2.4. Laboratory Analysis

Soil samples were analyzed to determine texture, reaction (pH), electrical conductivity (EC), total carbonates (TC), organic carbon (TOC) and total N (TN). Soil texture (sand, 2–0.02 mm; silt, 0.02–0.002 mm; clay, <0.002 mm) was determined by pipette method after shaking soil samples for 2 h with a solution containing sodium hexametaphosphate and sodium carbonate [23]. Soil reaction was measured in distilled water using a soil/solution ratio of 1:2.5 (w/v) and a glass membrane electrode, whereas soil EC was measured in distilled water using a soil/distilled water ratio of 1:5 (w/v). The content of TC was determined by the gas-volumetric method using the Dietrich–Fruehling calcimeter [24]. Soil TOC and TN were determined on pulverized soil samples by the Walkley–Black dichromate oxidation method and the Kjeldahl method, respectively.
Leaf samples were analyzed to determine the total content of the following elements: N, K, Ca, Fe, Mn, Mg, B, Zn, Na, Cu. All elements, except for N, were determined by microwave plasma atomic emission spectrometer (MP-AES 4210, Agilent Technologies, California, CA, USA) after leaf digestion with concentrated nitric acid and hydrogen peroxide. Nitrogen content in leaf and drupes samples was determined by the Kjeldahl method.

2.5. Olive Tree Yield

The production of each tree and that of the whole plot were evaluated quantifying the harvested olives. Olives were harvested when their maturity index was equal to 2.38 determined according to [25]. A team of four operators was employed to harvest the olives. Two of them used the hand-held electric harvester model OLIVION P230 (Pellenc, SI, Italy). The other two operators had the task of laying and wrapping the nets under each plant, before and after harvest. They were also responsible for loading and quantifying the production of each plant. The quantity of the harvested fruits for each plant and the average mass of the drupes were evaluated in the field using two digital balances (Shimadzu ATY324R, Milan, Italy).
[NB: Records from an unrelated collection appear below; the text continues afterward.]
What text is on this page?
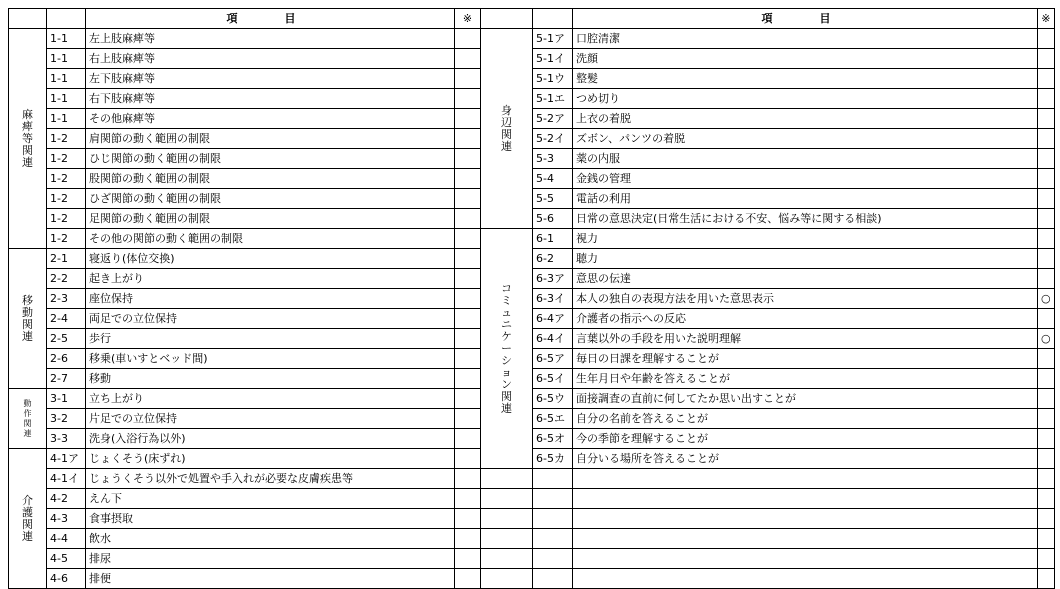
		項　目	※			項　目	※
麻痺等関連	1-1	左上肢麻痺等		身辺関連	5-1ア	口腔清潔	
	1-1	右上肢麻痺等			5-1イ	洗顔	
	1-1	左下肢麻痺等			5-1ウ	整髪	
	1-1	右下肢麻痺等			5-1エ	つめ切り	
	1-1	その他麻痺等			5-2ア	上衣の着脱	
	1-2	肩関節の動く範囲の制限			5-2イ	ズボン、パンツの着脱	
	1-2	ひじ関節の動く範囲の制限			5-3	薬の内服	
	1-2	股関節の動く範囲の制限			5-4	金銭の管理	
	1-2	ひざ関節の動く範囲の制限			5-5	電話の利用	
	1-2	足関節の動く範囲の制限			5-6	日常の意思決定(日常生活における不安、悩み等に関する相談)	
	1-2	その他の関節の動く範囲の制限		コミュニケーション関連	6-1	視力	
移動関連	2-1	寝返り(体位交換)			6-2	聴力	
	2-2	起き上がり			6-3ア	意思の伝達	
	2-3	座位保持			6-3イ	本人の独自の表現方法を用いた意思表示	○
	2-4	両足での立位保持			6-4ア	介護者の指示への反応	
	2-5	歩行			6-4イ	言葉以外の手段を用いた説明理解	○
	2-6	移乗(車いすとベッド間)			6-5ア	毎日の日課を理解することが	
	2-7	移動			6-5イ	生年月日や年齢を答えることが	
動作関連	3-1	立ち上がり			6-5ウ	面接調査の直前に何してたか思い出すことが	
	3-2	片足での立位保持			6-5エ	自分の名前を答えることが	
	3-3	洗身(入浴行為以外)			6-5オ	今の季節を理解することが	
介護関連	4-1ア	じょくそう(床ずれ)			6-5カ	自分いる場所を答えることが	
	4-1イ	じょうくそう以外で処置や手入れが必要な皮膚疾患等					
	4-2	えん下					
	4-3	食事摂取					
	4-4	飲水					
	4-5	排尿					
	4-6	排便					
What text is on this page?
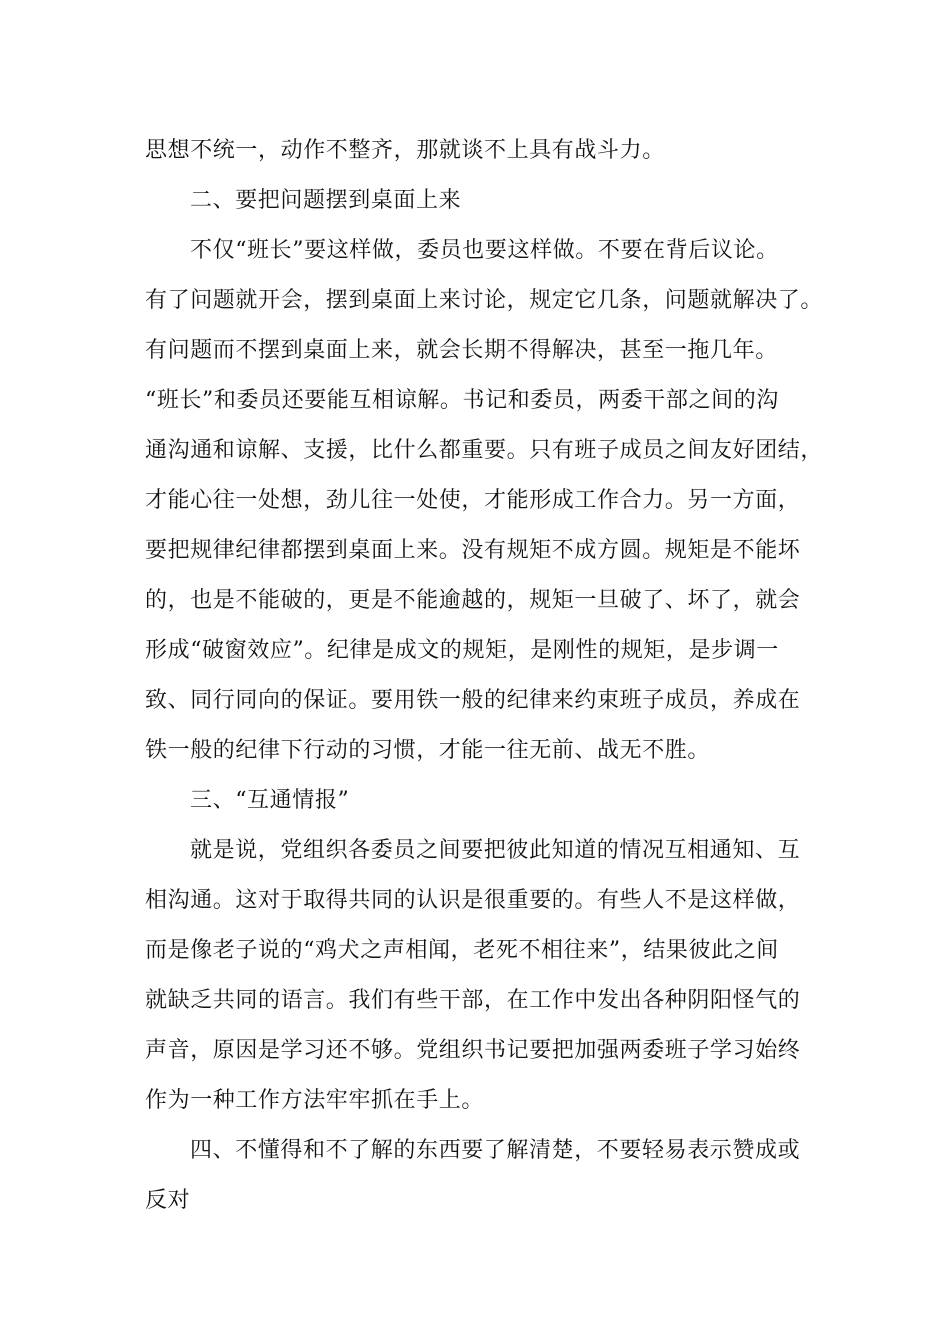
思想不统一，动作不整齐，那就谈不上具有战斗力。
二、要把问题摆到桌面上来
不仅“班长”要这样做，委员也要这样做。不要在背后议论。
有了问题就开会，摆到桌面上来讨论，规定它几条，问题就解决了。
有问题而不摆到桌面上来，就会长期不得解决，甚至一拖几年。
“班长”和委员还要能互相谅解。书记和委员，两委干部之间的沟
通沟通和谅解、支援，比什么都重要。只有班子成员之间友好团结，
才能心往一处想，劲儿往一处使，才能形成工作合力。另一方面，
要把规律纪律都摆到桌面上来。没有规矩不成方圆。规矩是不能坏
的，也是不能破的，更是不能逾越的，规矩一旦破了、坏了，就会
形成“破窗效应”。纪律是成文的规矩，是刚性的规矩，是步调一
致、同行同向的保证。要用铁一般的纪律来约束班子成员，养成在
铁一般的纪律下行动的习惯，才能一往无前、战无不胜。
三、“互通情报”
就是说，党组织各委员之间要把彼此知道的情况互相通知、互
相沟通。这对于取得共同的认识是很重要的。有些人不是这样做，
而是像老子说的“鸡犬之声相闻，老死不相往来”，结果彼此之间
就缺乏共同的语言。我们有些干部，在工作中发出各种阴阳怪气的
声音，原因是学习还不够。党组织书记要把加强两委班子学习始终
作为一种工作方法牢牢抓在手上。
四、不懂得和不了解的东西要了解清楚，不要轻易表示赞成或
反对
2.6. Multispectral Data from UAV

Multispectral data were acquired through an aerial survey using a Phantom4 Multispectral (DJI, Shenzhen, China). The unmanned aerial vehicle (UAV) is equipped with four rotors on a rotating wing. It has a brightness sensor at the top, which allows obtaining pre-calibrated images. It is also capable of image position compensation as the relative positions of the CMOS (Complementary metal–oxide–semiconductor) sensor centers of the six cameras and the phase center of the on-board D-RTK antenna, are stored in the Exif information of each image. The multi-frequency global navigation satellite system (GNSS) positioning system can see and receive signals from the following satellites with their respective frequencies: GPS L1/L2; GLONASS L1/L2; BeiDou B1/B2; Galileo E1/E5.
The multispectral camera has six 1/2.9” CMOS sensors, that is a red-green-blue (RGB) sensor for visible light imaging and five monochrome sensors for multispectral imaging with a final resolution of 2.08 MP pixels. The lens of the multispectral camera has 62.7° FoV (Field of View), 5.74 mm focal length and f/2.2 aperture.
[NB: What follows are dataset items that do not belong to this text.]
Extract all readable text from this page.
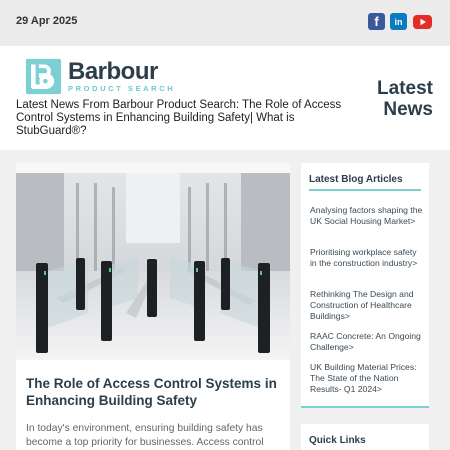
29 Apr 2025	f	in
Barbour
PRODUCT SEARCH
Latest News From Barbour Product Search: The Role of Access Control Systems in Enhancing Building Safety| What is StubGuard®?
Latest
News
The Role of Access Control Systems in Enhancing Building Safety
In today's environment, ensuring building safety has become a top priority for businesses. Access control
Latest Blog Articles
Analysing factors shaping the UK Social Housing Market>
Prioritising workplace safety in the construction industry>
Rethinking The Design and Construction of Healthcare Buildings>
RAAC Concrete: An Ongoing Challenge>
UK Building Material Prices: The State of the Nation Results- Q1 2024>
Quick Links
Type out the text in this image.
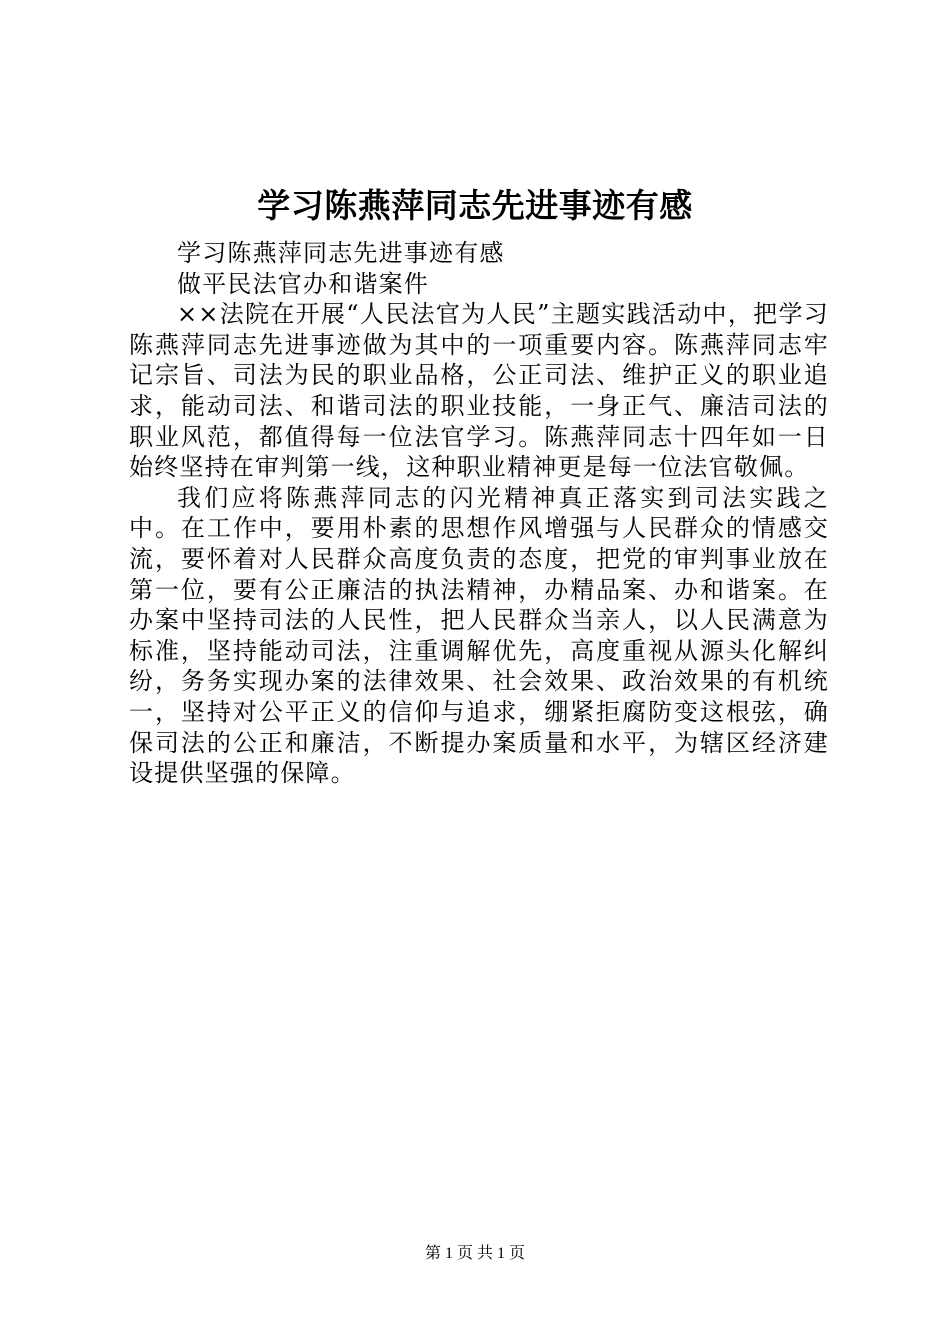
学习陈燕萍同志先进事迹有感

学习陈燕萍同志先进事迹有感

做平民法官办和谐案件

××法院在开展“人民法官为人民”主题实践活动中，把学习陈燕萍同志先进事迹做为其中的一项重要内容。陈燕萍同志牢记宗旨、司法为民的职业品格，公正司法、维护正义的职业追求，能动司法、和谐司法的职业技能，一身正气、廉洁司法的职业风范，都值得每一位法官学习。陈燕萍同志十四年如一日始终坚持在审判第一线，这种职业精神更是每一位法官敬佩。

我们应将陈燕萍同志的闪光精神真正落实到司法实践之中。在工作中，要用朴素的思想作风增强与人民群众的情感交流，要怀着对人民群众高度负责的态度，把党的审判事业放在第一位，要有公正廉洁的执法精神，办精品案、办和谐案。在办案中坚持司法的人民性，把人民群众当亲人，以人民满意为标准，坚持能动司法，注重调解优先，高度重视从源头化解纠纷，务务实现办案的法律效果、社会效果、政治效果的有机统一，坚持对公平正义的信仰与追求，绷紧拒腐防变这根弦，确保司法的公正和廉洁，不断提办案质量和水平，为辖区经济建设提供坚强的保障。

第 1 页 共 1 页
2.7. Flight Scheduling and Images Acquisition

The aerial survey was conducted before sprouting and fertilization on DOY 102 of year 2021. The flight was planned using the official DJI software, which is only available on IOS systems. It was carried out with automatic configuration using the waypoints and RTK mode for correcting geospatial data. The flight was performed at approximately 12:00 noon at a height of 50 m, generating a ground surface distance (GSD) of 2.6 cm. Five GCPs (Ground Control Point) were placed before the flight. The GCPs were georeferenced using the Stonex S7-G instrument above cited. To improve accuracy, the coordinates of the GCPs were acquired by mounting an external dual-frequency antenna (L1/L2; Stonex geodetic antenna) in RTK mode and averaging about 60 coordinate points. Image acquisition was made at an average speed of 10 m s−1 in stop-and-go mode to minimize speed-related distortions. Both front overlap ratio and side overlap ratio were 70% while the gimbal pitch was set at 90° (downwards).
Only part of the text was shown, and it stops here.